— Спокуха, — Вася треснул его по плечу так, что это было слышно. — Тут… эта… наше море. Вон, скоро Терру-2 пройдём. Нет тут никаких ррит. И вообще они нас боятся. Мы круты, как скалистые гор-ры… Мы крепки, как чистейший, б****, спирт…
Они спели песню. Жуткими голосищами. Потом разговор мало-помалу перешёл на войну, с войны на политику, парни начали ругаться, Эндрис — утихомиривать парней, а дядя Гена — учить жизни. Стало шумно, но шум был безопасный. Я пожала плечами и пошла дочитывать очередной детектив.
А песня смешная, хоть и непригодная для изысканного общества. Мы с девчонками её тоже пели под гитару пару раз. На вечеринках в Джеймсоне. Элен собирала коллекцию песен времён войны. Смешные, любовные, горькие. Нукту Элен звали Скай. Их обоих убили на Терре-без-номера, во время подавления беспорядков. Давно. А вспомнила я про них, только когда услышала матерную песню, а не когда прилетела на Землю-2. Вот так.
Я и не помню их почти. Осталось в памяти лишь, как Элен сидит и терзает гитару. «Говорят, что ррит ведут крейсера, и что прочей х**ни до ** твою мать…» Душещипательная песня и убийственно нецензурная, но она пела её совершенно серьёзно, негромко, задумчиво перебирая струны, вместе того, чтобы бить по ним, как обычно делают. И получалось — правильно. Потому что о том, как ррит ведут крейсера к Древней Земле, иными словами не скажешь.
Детство. Сквозь всё, что хранится в памяти, проступает одно, неистребимое: подводит живот.
Голод.
Еды мало, плохой, и той не всегда. Но взрослые словно не понимают этого. Ты состоишь из костей и мышц, воинский наставник безжалостно гоняет вас, свору мальчишек, которая мало-помалу становится отрядом; ты — маленькая молния, до безумия гордая своими метательными ножами на поясе и медными кольцами в ушах. Взрослые женщины смотрят на тебя и улыбаются.
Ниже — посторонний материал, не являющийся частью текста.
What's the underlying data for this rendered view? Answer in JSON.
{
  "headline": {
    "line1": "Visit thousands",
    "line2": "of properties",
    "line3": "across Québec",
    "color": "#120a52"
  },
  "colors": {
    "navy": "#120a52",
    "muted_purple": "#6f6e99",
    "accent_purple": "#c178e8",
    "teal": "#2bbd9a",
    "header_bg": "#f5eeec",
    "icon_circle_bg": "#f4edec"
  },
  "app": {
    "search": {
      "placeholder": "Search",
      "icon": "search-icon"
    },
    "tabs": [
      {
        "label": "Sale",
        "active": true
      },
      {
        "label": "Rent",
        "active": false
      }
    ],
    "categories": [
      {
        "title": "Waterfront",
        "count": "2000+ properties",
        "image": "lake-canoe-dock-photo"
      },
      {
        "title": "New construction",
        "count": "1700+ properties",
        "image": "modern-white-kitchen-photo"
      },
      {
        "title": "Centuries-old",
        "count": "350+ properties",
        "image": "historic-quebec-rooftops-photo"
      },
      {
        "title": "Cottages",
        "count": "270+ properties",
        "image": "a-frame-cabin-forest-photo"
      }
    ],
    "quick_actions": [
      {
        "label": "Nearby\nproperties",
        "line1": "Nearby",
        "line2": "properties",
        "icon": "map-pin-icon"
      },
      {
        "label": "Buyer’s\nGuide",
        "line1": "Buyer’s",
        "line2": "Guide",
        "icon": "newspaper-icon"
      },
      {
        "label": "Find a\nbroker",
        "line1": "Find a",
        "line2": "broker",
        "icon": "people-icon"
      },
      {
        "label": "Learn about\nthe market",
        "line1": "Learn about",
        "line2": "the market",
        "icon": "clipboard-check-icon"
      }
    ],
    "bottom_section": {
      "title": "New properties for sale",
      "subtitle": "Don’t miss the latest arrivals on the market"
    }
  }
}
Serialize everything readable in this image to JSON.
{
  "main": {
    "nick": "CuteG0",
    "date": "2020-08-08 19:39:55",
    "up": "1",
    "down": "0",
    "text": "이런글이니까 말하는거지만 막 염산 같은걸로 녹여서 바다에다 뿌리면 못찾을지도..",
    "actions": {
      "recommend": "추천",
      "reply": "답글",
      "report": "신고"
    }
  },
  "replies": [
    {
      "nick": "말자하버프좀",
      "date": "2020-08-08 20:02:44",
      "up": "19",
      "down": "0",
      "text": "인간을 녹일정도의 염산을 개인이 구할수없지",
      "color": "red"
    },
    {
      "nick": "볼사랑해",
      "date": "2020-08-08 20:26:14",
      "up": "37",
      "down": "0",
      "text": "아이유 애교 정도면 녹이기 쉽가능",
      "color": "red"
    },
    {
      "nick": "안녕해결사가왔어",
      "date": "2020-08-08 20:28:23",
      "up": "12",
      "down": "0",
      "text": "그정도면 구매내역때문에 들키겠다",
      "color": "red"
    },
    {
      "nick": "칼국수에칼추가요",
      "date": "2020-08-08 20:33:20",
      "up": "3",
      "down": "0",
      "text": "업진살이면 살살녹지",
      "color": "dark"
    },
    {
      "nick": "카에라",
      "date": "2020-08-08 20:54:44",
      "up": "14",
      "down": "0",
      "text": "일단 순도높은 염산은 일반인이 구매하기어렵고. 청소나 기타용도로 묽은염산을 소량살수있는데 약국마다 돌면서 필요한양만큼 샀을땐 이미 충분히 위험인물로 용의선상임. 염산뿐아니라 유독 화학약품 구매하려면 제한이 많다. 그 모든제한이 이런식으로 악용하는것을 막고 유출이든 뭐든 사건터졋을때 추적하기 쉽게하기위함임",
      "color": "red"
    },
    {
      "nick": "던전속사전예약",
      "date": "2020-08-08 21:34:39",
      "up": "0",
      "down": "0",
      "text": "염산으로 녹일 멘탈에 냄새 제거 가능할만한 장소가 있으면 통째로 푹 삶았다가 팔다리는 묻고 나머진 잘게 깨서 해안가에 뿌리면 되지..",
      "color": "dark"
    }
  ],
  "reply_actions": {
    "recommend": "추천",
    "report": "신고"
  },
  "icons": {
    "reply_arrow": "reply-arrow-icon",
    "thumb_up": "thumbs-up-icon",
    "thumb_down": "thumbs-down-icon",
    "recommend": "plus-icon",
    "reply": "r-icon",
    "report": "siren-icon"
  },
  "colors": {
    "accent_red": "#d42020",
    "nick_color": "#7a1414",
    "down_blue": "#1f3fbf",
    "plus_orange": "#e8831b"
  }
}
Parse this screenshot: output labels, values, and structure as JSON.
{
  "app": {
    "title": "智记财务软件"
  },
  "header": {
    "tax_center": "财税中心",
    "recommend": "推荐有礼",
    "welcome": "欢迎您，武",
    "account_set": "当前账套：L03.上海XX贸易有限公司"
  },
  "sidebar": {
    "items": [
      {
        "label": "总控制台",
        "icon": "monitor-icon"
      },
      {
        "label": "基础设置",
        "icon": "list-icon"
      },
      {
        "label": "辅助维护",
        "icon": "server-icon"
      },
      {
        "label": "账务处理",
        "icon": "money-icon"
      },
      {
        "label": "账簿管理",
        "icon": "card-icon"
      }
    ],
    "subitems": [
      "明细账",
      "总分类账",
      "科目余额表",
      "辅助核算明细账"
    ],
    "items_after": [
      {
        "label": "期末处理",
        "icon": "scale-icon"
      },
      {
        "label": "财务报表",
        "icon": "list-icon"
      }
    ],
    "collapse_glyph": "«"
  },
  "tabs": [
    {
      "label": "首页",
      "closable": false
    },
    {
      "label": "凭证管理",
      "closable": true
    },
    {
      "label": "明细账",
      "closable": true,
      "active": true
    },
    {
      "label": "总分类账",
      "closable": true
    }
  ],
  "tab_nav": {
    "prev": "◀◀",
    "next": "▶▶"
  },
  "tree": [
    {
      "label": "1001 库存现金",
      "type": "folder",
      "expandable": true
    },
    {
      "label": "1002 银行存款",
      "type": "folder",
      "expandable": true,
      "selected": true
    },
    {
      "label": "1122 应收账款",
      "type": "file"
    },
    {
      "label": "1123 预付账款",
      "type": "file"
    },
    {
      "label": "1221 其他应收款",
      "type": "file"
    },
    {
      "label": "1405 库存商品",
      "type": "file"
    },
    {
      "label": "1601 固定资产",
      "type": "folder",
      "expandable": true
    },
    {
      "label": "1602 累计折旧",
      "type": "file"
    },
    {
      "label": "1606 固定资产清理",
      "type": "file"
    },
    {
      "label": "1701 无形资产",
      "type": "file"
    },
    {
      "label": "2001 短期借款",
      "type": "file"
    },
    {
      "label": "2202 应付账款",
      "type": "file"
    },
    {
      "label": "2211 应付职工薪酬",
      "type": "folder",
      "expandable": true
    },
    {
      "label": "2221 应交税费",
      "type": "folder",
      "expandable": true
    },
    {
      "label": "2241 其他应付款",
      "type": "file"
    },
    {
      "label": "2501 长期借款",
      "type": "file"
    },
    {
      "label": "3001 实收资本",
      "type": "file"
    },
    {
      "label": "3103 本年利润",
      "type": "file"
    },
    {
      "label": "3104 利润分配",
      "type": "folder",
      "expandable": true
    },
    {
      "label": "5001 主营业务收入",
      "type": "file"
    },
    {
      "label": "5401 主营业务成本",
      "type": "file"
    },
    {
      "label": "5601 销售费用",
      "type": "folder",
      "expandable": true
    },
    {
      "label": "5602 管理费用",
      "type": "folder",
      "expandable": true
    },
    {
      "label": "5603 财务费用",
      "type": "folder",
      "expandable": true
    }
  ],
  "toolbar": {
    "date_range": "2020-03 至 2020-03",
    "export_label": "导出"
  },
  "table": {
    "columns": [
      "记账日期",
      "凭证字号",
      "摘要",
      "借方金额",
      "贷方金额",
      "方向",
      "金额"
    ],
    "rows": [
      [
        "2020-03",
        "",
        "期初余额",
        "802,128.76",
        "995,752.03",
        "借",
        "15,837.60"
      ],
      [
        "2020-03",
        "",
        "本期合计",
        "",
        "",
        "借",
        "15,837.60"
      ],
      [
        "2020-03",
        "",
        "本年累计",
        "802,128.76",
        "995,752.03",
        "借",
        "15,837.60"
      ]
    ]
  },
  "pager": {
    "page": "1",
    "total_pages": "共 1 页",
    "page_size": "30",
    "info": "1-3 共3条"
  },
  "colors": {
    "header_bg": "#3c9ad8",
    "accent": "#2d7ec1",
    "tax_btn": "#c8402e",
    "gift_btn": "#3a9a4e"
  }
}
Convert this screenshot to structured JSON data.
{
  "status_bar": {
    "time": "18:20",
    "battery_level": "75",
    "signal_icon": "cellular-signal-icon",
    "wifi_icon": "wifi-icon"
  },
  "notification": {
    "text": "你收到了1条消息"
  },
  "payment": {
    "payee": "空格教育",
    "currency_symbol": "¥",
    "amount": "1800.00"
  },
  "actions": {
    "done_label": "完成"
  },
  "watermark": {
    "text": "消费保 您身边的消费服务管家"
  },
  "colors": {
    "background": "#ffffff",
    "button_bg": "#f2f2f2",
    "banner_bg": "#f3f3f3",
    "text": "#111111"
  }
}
Они редко улыбаются. Взгляды их тяжелы, редкий мужчина осмелится посмотреть им в глаза.
Ты помнишь, как твой наставник спорит с Цмайши, главой женщин. Долго. Она уже рычит на него, но он по-прежнему стоит на своём, и тогда она бросает с сердцем:
— Ты можешь сколько угодно печься о своей чести. Но сначала убей детей, которые хотят есть!
Наставник, ничего не сказав, поворачивается и уходит.
Вечером будет пир. Много еды, неописуемо вкусной, настоящее мясо, а не гадкие заменители, от которых болит живот, и нет силы в мышцах. Это враг может есть траву, зёрна и испражнения животных, а люди питаются мясом. Ты даже не замечаешь, что взрослые почти не едят сами, кормят вас.
А наставник сидит в стороне, молча, чёрный от мрака в душе, и Цмайши хлопочет над его свежими ранами.
Ты прихватываешь со стола кусок и подходишь. Детской наивности хватает, чтобы спросить сочувственно:
— Почему ты хмурый, наставник? Ты проиграл сражение?
Наставник медленно переводит на тебя глаза. Узнаёт не сразу.
— Нет, — тихо отвечает он. — Если бы я проиграл, пира бы не было…
— Тогда почему ты в унынии? Это же почётные шрамы.
И от взгляда наставника тебе становится страшно.
— В ЭТИХ шрамах, мальчик, нет ничего почётного.
Потом тебе шёпотом объяснят, что такое гладиаторские бои.
Мало-помалу население корабля отошло от активного отдыха. И с ними стало можно общаться. Морган начал за мной ухлёстывать. Из спортивного интереса, я подозреваю. И принципиальных соображений: как это, одна женщина на корабле, и — одна?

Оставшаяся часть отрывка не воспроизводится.